Tuesday, March 15, 2016

Sectornomics Simply Illustrated

Reply to reply: Should we create a digital sector?


If you're right, and having consumer surplus hides information and makes the economy inefficient... then that means you think every society has been continuously and actively engaged in an activity for the last 10 millennia that makes them less efficient. Yet the evidence appears to be the opposite. So either prehistoric man had some Godlike level of efficiency and we somehow still haven't managed to spiral from there to rock bottom... or your theory about consumer surplus is wrong. - Maqo

Rake is a pretty wonderful Australian show about a lawyer. A while back it would have cost you $24.28 to purchase the first season on Amazon. Here's how I illustrated this...

The less expensive the show is... the more people that would be willing to purchase it. Lots of people would buy it if it only cost a penny. A lot less people would buy it if it cost $100 dollars. I'm sure you agree with this pretty straightforward economic concept.

Amazon decided that $24.28 was a good price for the show. This is the Value Conveyed (VC) line. This is the seen. What's the unseen?

A. Everything to the left of the VC line (all the people who would have purchased the show for less money)
B. Everything to the right of the VC line (all the people who would have purchased the show for more money)

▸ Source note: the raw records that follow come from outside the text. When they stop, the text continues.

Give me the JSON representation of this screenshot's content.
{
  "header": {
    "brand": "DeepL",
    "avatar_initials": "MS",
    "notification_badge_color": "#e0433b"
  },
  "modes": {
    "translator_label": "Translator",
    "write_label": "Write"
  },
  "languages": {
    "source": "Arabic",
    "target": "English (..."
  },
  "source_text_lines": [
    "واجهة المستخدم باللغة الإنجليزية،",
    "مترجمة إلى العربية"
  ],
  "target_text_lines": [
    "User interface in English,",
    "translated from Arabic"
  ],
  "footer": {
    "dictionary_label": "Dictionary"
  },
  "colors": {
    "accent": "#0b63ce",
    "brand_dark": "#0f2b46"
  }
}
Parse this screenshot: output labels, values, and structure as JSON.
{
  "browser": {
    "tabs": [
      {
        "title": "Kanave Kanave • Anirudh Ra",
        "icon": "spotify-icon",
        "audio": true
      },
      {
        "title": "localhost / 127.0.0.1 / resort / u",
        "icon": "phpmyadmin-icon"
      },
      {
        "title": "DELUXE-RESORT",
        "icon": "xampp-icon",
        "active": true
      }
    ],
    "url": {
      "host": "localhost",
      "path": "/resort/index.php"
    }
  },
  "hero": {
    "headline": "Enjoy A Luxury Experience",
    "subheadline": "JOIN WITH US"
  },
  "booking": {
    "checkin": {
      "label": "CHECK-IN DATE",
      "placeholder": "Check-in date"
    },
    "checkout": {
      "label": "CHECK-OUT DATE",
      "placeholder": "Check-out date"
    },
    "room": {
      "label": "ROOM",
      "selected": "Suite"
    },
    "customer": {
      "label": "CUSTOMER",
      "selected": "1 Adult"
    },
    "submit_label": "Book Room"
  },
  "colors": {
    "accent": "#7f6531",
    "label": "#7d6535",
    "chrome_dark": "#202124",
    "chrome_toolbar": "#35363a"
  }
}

B is the consumer surplus. If you would have been willing to purchase the show for $30 dollars... then you derived $5.72 worth of consumer surplus from your purchase.

You're perfectly happy with what we currently see. And it's certainly good that we can see some valuation... but if it's good to see some valuation... then it's better to see more valuation.

A cup has a drop of water in it and you say, "Hey! The cup is .01% full!" And I'm like, "Yeah... the cup is .01% full... but it's also 99.99% empty."

If we created a digital sector then the cup wouldn't be 100% full... but we'd certainly have a far better idea of the true value of Rake and all the other digital goods.   Everybody's valuations would be far more accessible... which means that everybody's decisions would be far more valuable.

Trait A: Right now everybody (with some exceptions) is forced to spend Z% of their income in the public sector.
Trait B: However, people can not choose which public goods they spend their taxes on.

Trait C: Right now nobody is forced to spend Y% of their income in the non-profit sector.
Trait D: However, people can choose which charitable goods they spend their donations on. - Xero

To be honest, Trait A is bad. We know it's not optimal. That's one aspect of your Lord and Savior Buchanan's paper that I can agree completely with. We should be trying to minimize the areas that are affected by A.
But we know (or at least, have very significant theory and empirical evidence to believe) that A+D is worse. It has to be A+B. We accept the problem to some extent with normal taxation because we haven't yet found a way around it (and no, you haven't found that way). But for normal, private goods (or public goods which can be privatized) then we don't need to introduce the problem where none exists. - Maqo

Really... "WE" know that A+D is worse? Who's WE? I have my lord and savior James Buchanan. Who's your lord and savior? Paul Krugman? Paul Krugman's your lord and savior... because... why? Because he defeated my lord and savior in battle? Krugman has completely refuted Buchanan? No, he really hasn't. So if not Krugman... then who? The only person you consistently cite is Galloism. So Galloism is your lord and savior? If not, then who is your lord and savior?

Forcing people to spend some % of their income on some product is going to be wrong for EVERYONE. It is going to hide EVERYONE's preferences. - Maqo

If this is what you clearly see in your head... then it should be so super easy for you to draw a diagram for the rest of us. If it's hard for you to diagram it... then either....

A. you're not clearly seeing it
B. you're incompetent

I don't think you're incompetent. So if you can't quickly and easily draw a diagram... then you're not clearly seeing what you're telling us.

On the off-chance that you don't realize how easy it is to create and share a diagram... you simply go to Google Docs... select Google Slides... create a new slide and draw a diagram. Then you can download the slide as a jpg, upload it to imgur and share it with the rest of us.